Akademik Veri Yönetim Sistemi
36th European Congress of Pathology, Florence, İtalya, 7 - 11 Eylül 2024, cilt.485, sa.1, ss.361, (Özet Bildiri)
Background & objectives: P s e u d o m y o g e n i c hemangioendothelioma(PHE) is a rare vascular tumour primarily affecting young adults. Histologically, PHE exhibits spindled or epithelioid cells with eosinophilic cytoplasm and vesicular nuclei. Diagnosing this tumour can be challenging due to its rarity and morphological similarities with other tumours. Methods: Here we present a case of PHE in an 11-year-old male, featuring multiple intramedullary lesions in the metaphysis of the left distal femur and proximal tibia, alongside additional lesions consistent with nonossifying fibroma.
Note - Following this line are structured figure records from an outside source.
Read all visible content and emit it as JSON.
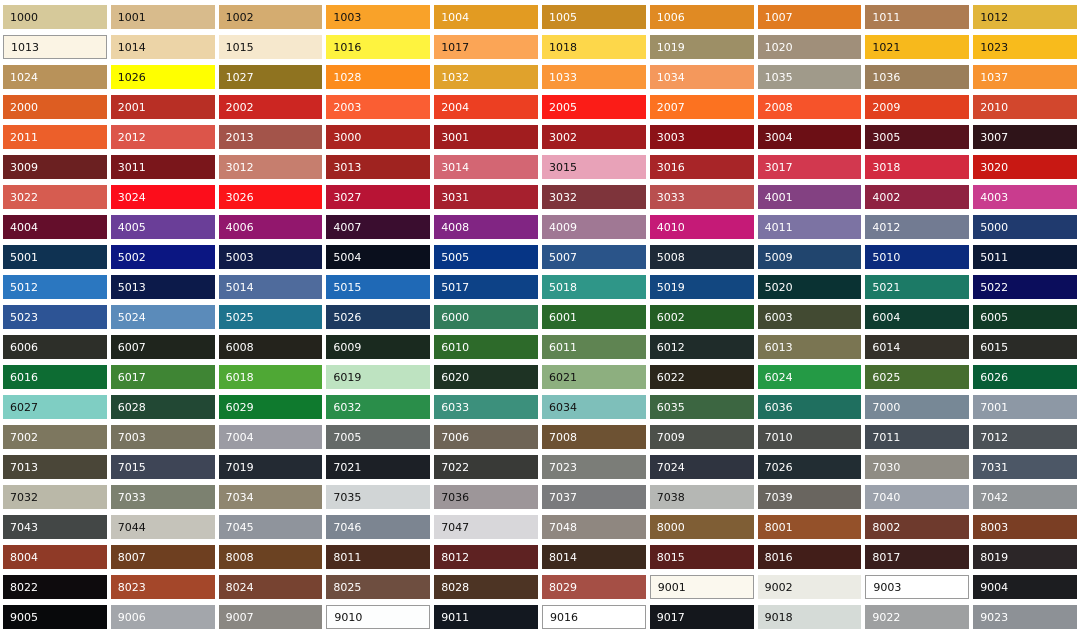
{
  "swatches": [
    {
      "code": "1000",
      "color": "#d6c99a",
      "text": "dark"
    },
    {
      "code": "1001",
      "color": "#d8bb8c",
      "text": "dark"
    },
    {
      "code": "1002",
      "color": "#d4ac70",
      "text": "dark"
    },
    {
      "code": "1003",
      "color": "#f9a229",
      "text": "dark"
    },
    {
      "code": "1004",
      "color": "#e29b22",
      "text": "light"
    },
    {
      "code": "1005",
      "color": "#c88a22",
      "text": "light"
    },
    {
      "code": "1006",
      "color": "#e08a23",
      "text": "light"
    },
    {
      "code": "1007",
      "color": "#e07b22",
      "text": "light"
    },
    {
      "code": "1011",
      "color": "#ad7c52",
      "text": "light"
    },
    {
      "code": "1012",
      "color": "#e1b53a",
      "text": "dark"
    },
    {
      "code": "1013",
      "color": "#fbf4e4",
      "text": "dark",
      "border": true
    },
    {
      "code": "1014",
      "color": "#ecd4a7",
      "text": "dark"
    },
    {
      "code": "1015",
      "color": "#f6e8cd",
      "text": "dark"
    },
    {
      "code": "1016",
      "color": "#fef33f",
      "text": "dark"
    },
    {
      "code": "1017",
      "color": "#fba556",
      "text": "dark"
    },
    {
      "code": "1018",
      "color": "#fdd74a",
      "text": "dark"
    },
    {
      "code": "1019",
      "color": "#9d8f66",
      "text": "light"
    },
    {
      "code": "1020",
      "color": "#a08f7a",
      "text": "light"
    },
    {
      "code": "1021",
      "color": "#f7b91c",
      "text": "dark"
    },
    {
      "code": "1023",
      "color": "#f8bb1c",
      "text": "dark"
    },
    {
      "code": "1024",
      "color": "#b8925a",
      "text": "light"
    },
    {
      "code": "1026",
      "color": "#ffff00",
      "text": "dark"
    },
    {
      "code": "1027",
      "color": "#8f7320",
      "text": "light"
    },
    {
      "code": "1028",
      "color": "#fc8c1c",
      "text": "light"
    },
    {
      "code": "1032",
      "color": "#e0a22c",
      "text": "light"
    },
    {
      "code": "1033",
      "color": "#fa9638",
      "text": "light"
    },
    {
      "code": "1034",
      "color": "#f4985c",
      "text": "light"
    },
    {
      "code": "1035",
      "color": "#a09a8a",
      "text": "light"
    },
    {
      "code": "1036",
      "color": "#9b7e5a",
      "text": "light"
    },
    {
      "code": "1037",
      "color": "#f79330",
      "text": "light"
    },
    {
      "code": "2000",
      "color": "#dd5d22",
      "text": "light"
    },
    {
      "code": "2001",
      "color": "#b82f25",
      "text": "light"
    },
    {
      "code": "2002",
      "color": "#cc2622",
      "text": "light"
    },
    {
      "code": "2003",
      "color": "#fa5e33",
      "text": "light"
    },
    {
      "code": "2004",
      "color": "#ec3f22",
      "text": "light"
    },
    {
      "code": "2005",
      "color": "#fb1c17",
      "text": "light"
    },
    {
      "code": "2007",
      "color": "#fc7220",
      "text": "light"
    },
    {
      "code": "2008",
      "color": "#f6532a",
      "text": "light"
    },
    {
      "code": "2009",
      "color": "#e2401f",
      "text": "light"
    },
    {
      "code": "2010",
      "color": "#d2472d",
      "text": "light"
    },
    {
      "code": "2011",
      "color": "#ec5f2a",
      "text": "light"
    },
    {
      "code": "2012",
      "color": "#dc554a",
      "text": "light"
    },
    {
      "code": "2013",
      "color": "#a3544a",
      "text": "light"
    },
    {
      "code": "3000",
      "color": "#ac2420",
      "text": "light"
    },
    {
      "code": "3001",
      "color": "#a11d1f",
      "text": "light"
    },
    {
      "code": "3002",
      "color": "#a21c1f",
      "text": "light"
    },
    {
      "code": "3003",
      "color": "#8c1217",
      "text": "light"
    },
    {
      "code": "3004",
      "color": "#6c0f15",
      "text": "light"
    },
    {
      "code": "3005",
      "color": "#57121c",
      "text": "light"
    },
    {
      "code": "3007",
      "color": "#2f1419",
      "text": "light"
    },
    {
      "code": "3009",
      "color": "#6b2021",
      "text": "light"
    },
    {
      "code": "3011",
      "color": "#7a161b",
      "text": "light"
    },
    {
      "code": "3012",
      "color": "#c67e6e",
      "text": "light"
    },
    {
      "code": "3013",
      "color": "#9f2320",
      "text": "light"
    },
    {
      "code": "3014",
      "color": "#d36673",
      "text": "light"
    },
    {
      "code": "3015",
      "color": "#e8a2b8",
      "text": "dark"
    },
    {
      "code": "3016",
      "color": "#a82528",
      "text": "light"
    },
    {
      "code": "3017",
      "color": "#d2384f",
      "text": "light"
    },
    {
      "code": "3018",
      "color": "#d32a40",
      "text": "light"
    },
    {
      "code": "3020",
      "color": "#c81813",
      "text": "light"
    },
    {
      "code": "3022",
      "color": "#d65c50",
      "text": "light"
    },
    {
      "code": "3024",
      "color": "#fc0d1b",
      "text": "light"
    },
    {
      "code": "3026",
      "color": "#fc1418",
      "text": "light"
    },
    {
      "code": "3027",
      "color": "#b81435",
      "text": "light"
    },
    {
      "code": "3031",
      "color": "#a6202e",
      "text": "light"
    },
    {
      "code": "3032",
      "color": "#7e343b",
      "text": "light"
    },
    {
      "code": "3033",
      "color": "#b94f4f",
      "text": "light"
    },
    {
      "code": "4001",
      "color": "#834182",
      "text": "light"
    },
    {
      "code": "4002",
      "color": "#8f2241",
      "text": "light"
    },
    {
      "code": "4003",
      "color": "#c93c8e",
      "text": "light"
    },
    {
      "code": "4004",
      "color": "#640e2b",
      "text": "light"
    },
    {
      "code": "4005",
      "color": "#6a3e98",
      "text": "light"
    },
    {
      "code": "4006",
      "color": "#92176d",
      "text": "light"
    },
    {
      "code": "4007",
      "color": "#3a0d2f",
      "text": "light"
    },
    {
      "code": "4008",
      "color": "#812583",
      "text": "light"
    },
    {
      "code": "4009",
      "color": "#a07894",
      "text": "light"
    },
    {
      "code": "4010",
      "color": "#c51a77",
      "text": "light"
    },
    {
      "code": "4011",
      "color": "#7c73a3",
      "text": "light"
    },
    {
      "code": "4012",
      "color": "#727b92",
      "text": "light"
    },
    {
      "code": "5000",
      "color": "#203a6e",
      "text": "light"
    },
    {
      "code": "5001",
      "color": "#0f3252",
      "text": "light"
    },
    {
      "code": "5002",
      "color": "#0b1682",
      "text": "light"
    },
    {
      "code": "5003",
      "color": "#101b48",
      "text": "light"
    },
    {
      "code": "5004",
      "color": "#0a0f1d",
      "text": "light"
    },
    {
      "code": "5005",
      "color": "#063585",
      "text": "light"
    },
    {
      "code": "5007",
      "color": "#2a5489",
      "text": "light"
    },
    {
      "code": "5008",
      "color": "#1e2a38",
      "text": "light"
    },
    {
      "code": "5009",
      "color": "#21456e",
      "text": "light"
    },
    {
      "code": "5010",
      "color": "#0b2b7d",
      "text": "light"
    },
    {
      "code": "5011",
      "color": "#0c1a35",
      "text": "light"
    },
    {
      "code": "5012",
      "color": "#2b77c0",
      "text": "light"
    },
    {
      "code": "5013",
      "color": "#0c1a4a",
      "text": "light"
    },
    {
      "code": "5014",
      "color": "#4f6b9c",
      "text": "light"
    },
    {
      "code": "5015",
      "color": "#1f69b6",
      "text": "light"
    },
    {
      "code": "5017",
      "color": "#0d4287",
      "text": "light"
    },
    {
      "code": "5018",
      "color": "#2f9688",
      "text": "light"
    },
    {
      "code": "5019",
      "color": "#124780",
      "text": "light"
    },
    {
      "code": "5020",
      "color": "#0a3233",
      "text": "light"
    },
    {
      "code": "5021",
      "color": "#1c7a66",
      "text": "light"
    },
    {
      "code": "5022",
      "color": "#0b0d5c",
      "text": "light"
    },
    {
      "code": "5023",
      "color": "#2d5495",
      "text": "light"
    },
    {
      "code": "5024",
      "color": "#5b8bba",
      "text": "light"
    },
    {
      "code": "5025",
      "color": "#1e738d",
      "text": "light"
    },
    {
      "code": "5026",
      "color": "#1d3a60",
      "text": "light"
    },
    {
      "code": "6000",
      "color": "#327d5b",
      "text": "light"
    },
    {
      "code": "6001",
      "color": "#2a6a2b",
      "text": "light"
    },
    {
      "code": "6002",
      "color": "#235d24",
      "text": "light"
    },
    {
      "code": "6003",
      "color": "#424a32",
      "text": "light"
    },
    {
      "code": "6004",
      "color": "#0f3d30",
      "text": "light"
    },
    {
      "code": "6005",
      "color": "#113b26",
      "text": "light"
    },
    {
      "code": "6006",
      "color": "#2d2f29",
      "text": "light"
    },
    {
      "code": "6007",
      "color": "#1f251d",
      "text": "light"
    },
    {
      "code": "6008",
      "color": "#24231c",
      "text": "light"
    },
    {
      "code": "6009",
      "color": "#1a2a1f",
      "text": "light"
    },
    {
      "code": "6010",
      "color": "#2d6a2a",
      "text": "light"
    },
    {
      "code": "6011",
      "color": "#5f8452",
      "text": "light"
    },
    {
      "code": "6012",
      "color": "#1f2c2a",
      "text": "light"
    },
    {
      "code": "6013",
      "color": "#7a7552",
      "text": "light"
    },
    {
      "code": "6014",
      "color": "#34312a",
      "text": "light"
    },
    {
      "code": "6015",
      "color": "#2a2b27",
      "text": "light"
    },
    {
      "code": "6016",
      "color": "#0d6c33",
      "text": "light"
    },
    {
      "code": "6017",
      "color": "#3f8534",
      "text": "light"
    },
    {
      "code": "6018",
      "color": "#4fa835",
      "text": "light"
    },
    {
      "code": "6019",
      "color": "#bee3c1",
      "text": "dark"
    },
    {
      "code": "6020",
      "color": "#1e3324",
      "text": "light"
    },
    {
      "code": "6021",
      "color": "#8daf7f",
      "text": "dark"
    },
    {
      "code": "6022",
      "color": "#2b261b",
      "text": "light"
    },
    {
      "code": "6024",
      "color": "#249a45",
      "text": "light"
    },
    {
      "code": "6025",
      "color": "#466d2f",
      "text": "light"
    },
    {
      "code": "6026",
      "color": "#085d36",
      "text": "light"
    },
    {
      "code": "6027",
      "color": "#7fcec3",
      "text": "dark"
    },
    {
      "code": "6028",
      "color": "#224834",
      "text": "light"
    },
    {
      "code": "6029",
      "color": "#0f7a2e",
      "text": "light"
    },
    {
      "code": "6032",
      "color": "#2a8e4a",
      "text": "light"
    },
    {
      "code": "6033",
      "color": "#3c907c",
      "text": "light"
    },
    {
      "code": "6034",
      "color": "#7ebfba",
      "text": "dark"
    },
    {
      "code": "6035",
      "color": "#3c6641",
      "text": "light"
    },
    {
      "code": "6036",
      "color": "#1f6f5f",
      "text": "light"
    },
    {
      "code": "7000",
      "color": "#778896",
      "text": "light"
    },
    {
      "code": "7001",
      "color": "#8d98a5",
      "text": "light"
    },
    {
      "code": "7002",
      "color": "#7d775f",
      "text": "light"
    },
    {
      "code": "7003",
      "color": "#77735f",
      "text": "light"
    },
    {
      "code": "7004",
      "color": "#9b9ba3",
      "text": "light"
    },
    {
      "code": "7005",
      "color": "#656a68",
      "text": "light"
    },
    {
      "code": "7006",
      "color": "#6e6456",
      "text": "light"
    },
    {
      "code": "7008",
      "color": "#6d5233",
      "text": "light"
    },
    {
      "code": "7009",
      "color": "#4c504a",
      "text": "light"
    },
    {
      "code": "7010",
      "color": "#4b4d4a",
      "text": "light"
    },
    {
      "code": "7011",
      "color": "#434b54",
      "text": "light"
    },
    {
      "code": "7012",
      "color": "#4c5257",
      "text": "light"
    },
    {
      "code": "7013",
      "color": "#4a4638",
      "text": "light"
    },
    {
      "code": "7015",
      "color": "#3e4556",
      "text": "light"
    },
    {
      "code": "7019",
      "color": "#232a33",
      "text": "light"
    },
    {
      "code": "7021",
      "color": "#1c2026",
      "text": "light"
    },
    {
      "code": "7022",
      "color": "#393a37",
      "text": "light"
    },
    {
      "code": "7023",
      "color": "#7b7d78",
      "text": "light"
    },
    {
      "code": "7024",
      "color": "#2f3440",
      "text": "light"
    },
    {
      "code": "7026",
      "color": "#222d33",
      "text": "light"
    },
    {
      "code": "7030",
      "color": "#8f8c84",
      "text": "light"
    },
    {
      "code": "7031",
      "color": "#4c5766",
      "text": "light"
    },
    {
      "code": "7032",
      "color": "#bab8a8",
      "text": "dark"
    },
    {
      "code": "7033",
      "color": "#7c8170",
      "text": "light"
    },
    {
      "code": "7034",
      "color": "#8f8670",
      "text": "light"
    },
    {
      "code": "7035",
      "color": "#d1d5d6",
      "text": "dark"
    },
    {
      "code": "7036",
      "color": "#9d9699",
      "text": "dark"
    },
    {
      "code": "7037",
      "color": "#7a7b7d",
      "text": "light"
    },
    {
      "code": "7038",
      "color": "#b5b7b4",
      "text": "dark"
    },
    {
      "code": "7039",
      "color": "#69655f",
      "text": "light"
    },
    {
      "code": "7040",
      "color": "#9ba1ab",
      "text": "light"
    },
    {
      "code": "7042",
      "color": "#8e9295",
      "text": "light"
    },
    {
      "code": "7043",
      "color": "#434746",
      "text": "light"
    },
    {
      "code": "7044",
      "color": "#c5c3ba",
      "text": "dark"
    },
    {
      "code": "7045",
      "color": "#8f949c",
      "text": "light"
    },
    {
      "code": "7046",
      "color": "#7c8591",
      "text": "light"
    },
    {
      "code": "7047",
      "color": "#d8d7da",
      "text": "dark"
    },
    {
      "code": "7048",
      "color": "#8f8780",
      "text": "light"
    },
    {
      "code": "8000",
      "color": "#7f5e35",
      "text": "light"
    },
    {
      "code": "8001",
      "color": "#94512a",
      "text": "light"
    },
    {
      "code": "8002",
      "color": "#6e3a2d",
      "text": "light"
    },
    {
      "code": "8003",
      "color": "#7a3e24",
      "text": "light"
    },
    {
      "code": "8004",
      "color": "#8f3a27",
      "text": "light"
    },
    {
      "code": "8007",
      "color": "#6e3f20",
      "text": "light"
    },
    {
      "code": "8008",
      "color": "#6b4222",
      "text": "light"
    },
    {
      "code": "8011",
      "color": "#4b2b1e",
      "text": "light"
    },
    {
      "code": "8012",
      "color": "#5e2222",
      "text": "light"
    },
    {
      "code": "8014",
      "color": "#3d2a1e",
      "text": "light"
    },
    {
      "code": "8015",
      "color": "#5a1f1d",
      "text": "light"
    },
    {
      "code": "8016",
      "color": "#421e19",
      "text": "light"
    },
    {
      "code": "8017",
      "color": "#3a1f1e",
      "text": "light"
    },
    {
      "code": "8019",
      "color": "#2c2628",
      "text": "light"
    },
    {
      "code": "8022",
      "color": "#0e0b0d",
      "text": "light"
    },
    {
      "code": "8023",
      "color": "#a4472a",
      "text": "light"
    },
    {
      "code": "8024",
      "color": "#774331",
      "text": "light"
    },
    {
      "code": "8025",
      "color": "#6e4e40",
      "text": "light"
    },
    {
      "code": "8028",
      "color": "#4d3424",
      "text": "light"
    },
    {
      "code": "8029",
      "color": "#a54f45",
      "text": "light"
    },
    {
      "code": "9001",
      "color": "#fbf8ee",
      "text": "dark",
      "border": true
    },
    {
      "code": "9002",
      "color": "#ebebe4",
      "text": "dark"
    },
    {
      "code": "9003",
      "color": "#ffffff",
      "text": "dark",
      "border": true
    },
    {
      "code": "9004",
      "color": "#1c1d20",
      "text": "light"
    },
    {
      "code": "9005",
      "color": "#08090b",
      "text": "light"
    },
    {
      "code": "9006",
      "color": "#a3a6ab",
      "text": "light"
    },
    {
      "code": "9007",
      "color": "#8a8782",
      "text": "light"
    },
    {
      "code": "9010",
      "color": "#fdfefe",
      "text": "dark",
      "border": true
    },
    {
      "code": "9011",
      "color": "#131820",
      "text": "light"
    },
    {
      "code": "9016",
      "color": "#ffffff",
      "text": "dark",
      "border": true
    },
    {
      "code": "9017",
      "color": "#14171c",
      "text": "light"
    },
    {
      "code": "9018",
      "color": "#d5dbd7",
      "text": "dark"
    },
    {
      "code": "9022",
      "color": "#9ea0a1",
      "text": "light"
    },
    {
      "code": "9023",
      "color": "#8d9196",
      "text": "light"
    }
  ]
}
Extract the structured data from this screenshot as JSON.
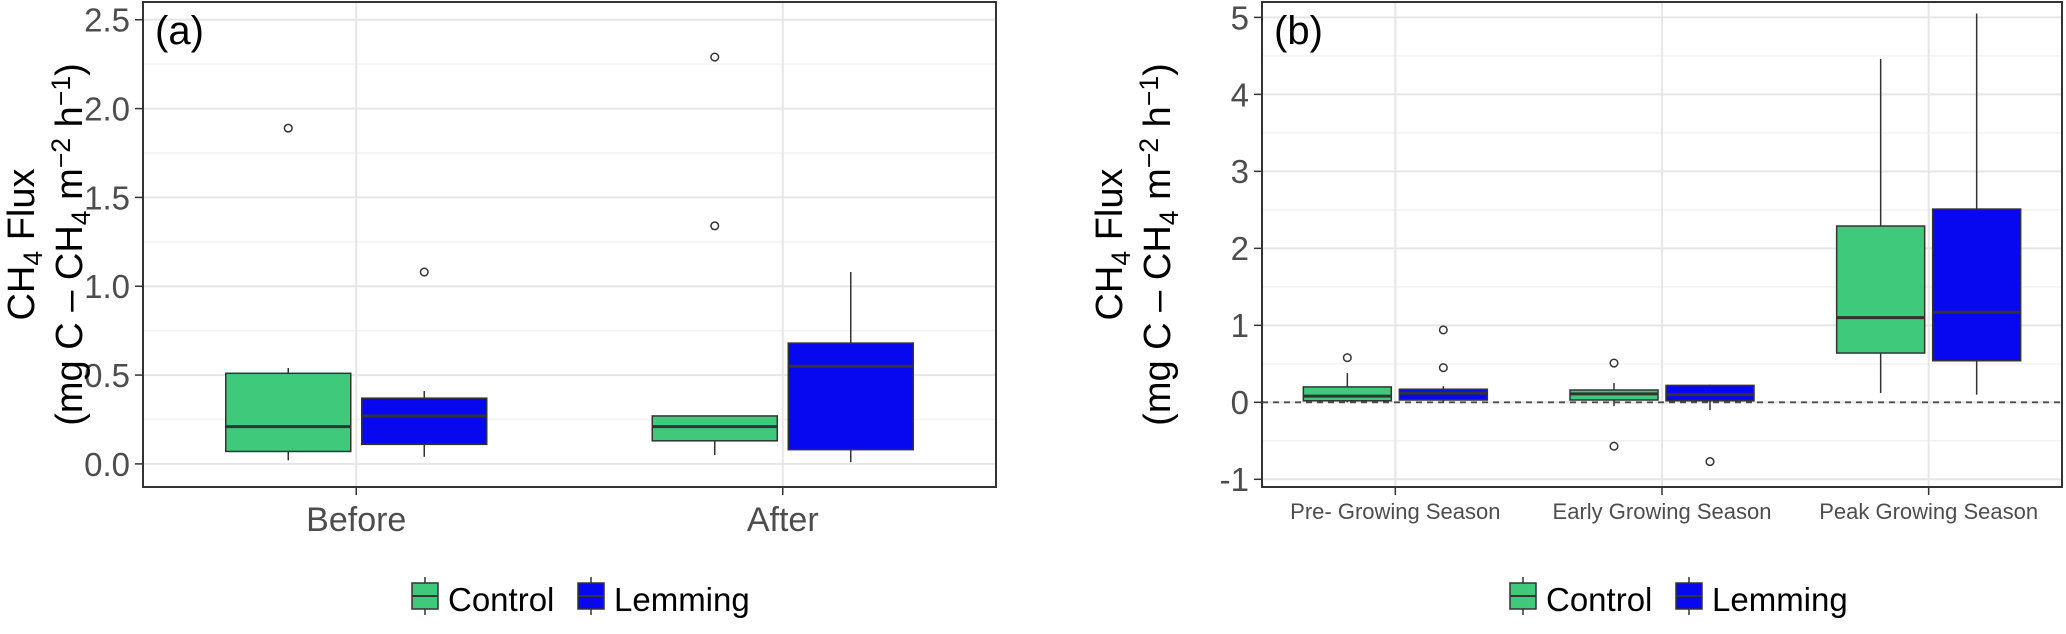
{
  "chart_data": [
    {
      "type": "box",
      "panel_label": "(a)",
      "ylabel_line1": {
        "main": "CH",
        "sub": "4",
        "rest": " Flux"
      },
      "ylabel_line2": {
        "pre": "(mg C – CH",
        "sub": "4",
        "mid": " m",
        "sup1": "−2",
        "mid2": " h",
        "sup2": "−1",
        "post": ")"
      },
      "categories": [
        "Before",
        "After"
      ],
      "ylim": [
        -0.13,
        2.6
      ],
      "yticks": [
        "0.0",
        "0.5",
        "1.0",
        "1.5",
        "2.0",
        "2.5"
      ],
      "ytick_values": [
        0,
        0.5,
        1.0,
        1.5,
        2.0,
        2.5
      ],
      "reference_line": null,
      "grid": true,
      "legend": [
        "Control",
        "Lemming"
      ],
      "series": [
        {
          "name": "Control",
          "color": "#3fc97a",
          "boxes": [
            {
              "category": "Before",
              "min": 0.02,
              "q1": 0.07,
              "median": 0.21,
              "q3": 0.51,
              "max": 0.54,
              "outliers": [
                1.89
              ]
            },
            {
              "category": "After",
              "min": 0.05,
              "q1": 0.13,
              "median": 0.21,
              "q3": 0.27,
              "max": 0.27,
              "outliers": [
                1.34,
                2.29
              ]
            }
          ]
        },
        {
          "name": "Lemming",
          "color": "#0808f0",
          "boxes": [
            {
              "category": "Before",
              "min": 0.04,
              "q1": 0.11,
              "median": 0.27,
              "q3": 0.37,
              "max": 0.41,
              "outliers": [
                1.08
              ]
            },
            {
              "category": "After",
              "min": 0.01,
              "q1": 0.08,
              "median": 0.55,
              "q3": 0.68,
              "max": 1.08,
              "outliers": []
            }
          ]
        }
      ]
    },
    {
      "type": "box",
      "panel_label": "(b)",
      "ylabel_line1": {
        "main": "CH",
        "sub": "4",
        "rest": " Flux"
      },
      "ylabel_line2": {
        "pre": "(mg C – CH",
        "sub": "4",
        "mid": " m",
        "sup1": "−2",
        "mid2": " h",
        "sup2": "−1",
        "post": ")"
      },
      "categories": [
        "Pre- Growing Season",
        "Early Growing Season",
        "Peak Growing Season"
      ],
      "ylim": [
        -1.1,
        5.2
      ],
      "yticks": [
        "-1",
        "0",
        "1",
        "2",
        "3",
        "4",
        "5"
      ],
      "ytick_values": [
        -1,
        0,
        1,
        2,
        3,
        4,
        5
      ],
      "reference_line": 0,
      "grid": true,
      "legend": [
        "Control",
        "Lemming"
      ],
      "series": [
        {
          "name": "Control",
          "color": "#3fc97a",
          "boxes": [
            {
              "category": "Pre- Growing Season",
              "min": 0.0,
              "q1": 0.02,
              "median": 0.08,
              "q3": 0.2,
              "max": 0.38,
              "outliers": [
                0.58
              ]
            },
            {
              "category": "Early Growing Season",
              "min": -0.05,
              "q1": 0.03,
              "median": 0.11,
              "q3": 0.16,
              "max": 0.25,
              "outliers": [
                0.51,
                -0.57
              ]
            },
            {
              "category": "Peak Growing Season",
              "min": 0.12,
              "q1": 0.64,
              "median": 1.1,
              "q3": 2.29,
              "max": 4.46,
              "outliers": []
            }
          ]
        },
        {
          "name": "Lemming",
          "color": "#0808f0",
          "boxes": [
            {
              "category": "Pre- Growing Season",
              "min": 0.0,
              "q1": 0.03,
              "median": 0.12,
              "q3": 0.17,
              "max": 0.21,
              "outliers": [
                0.45,
                0.94
              ]
            },
            {
              "category": "Early Growing Season",
              "min": -0.1,
              "q1": 0.02,
              "median": 0.1,
              "q3": 0.22,
              "max": 0.23,
              "outliers": [
                -0.77
              ]
            },
            {
              "category": "Peak Growing Season",
              "min": 0.1,
              "q1": 0.54,
              "median": 1.17,
              "q3": 2.51,
              "max": 5.05,
              "outliers": []
            }
          ]
        }
      ]
    }
  ]
}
Following diagnosis via TruCut biopsy, excision was conducted, and the sample forwarded for histopathological evaluation. Results: In the biopsy, large epithelioid cells with an eosinophilic cytoplasm and prominent atypical nuclei were observed. Extensive immunohistochemical analysis revealed strong positivity for ERG, occasional positivity for keratin, and weak positive staining for smooth muscle actin. While CAMPTA1 was negative, TFE3 showed focal positivity. Based on both the immunohistochemical findings and morphological features, the diagnosis of PHE was established. Conclusion: In the differential diagnosis, epithelioid morphology of the lesion may prompt consideration of epithelioid sarcoma, rhabdomyosarcoma and epithelioid osteosarcoma. Therefore, due to its rarity, PHE may not be considered, potentially leading to misdiagnosis. Immunohistochemical methods can offer valuable assistance in such cases.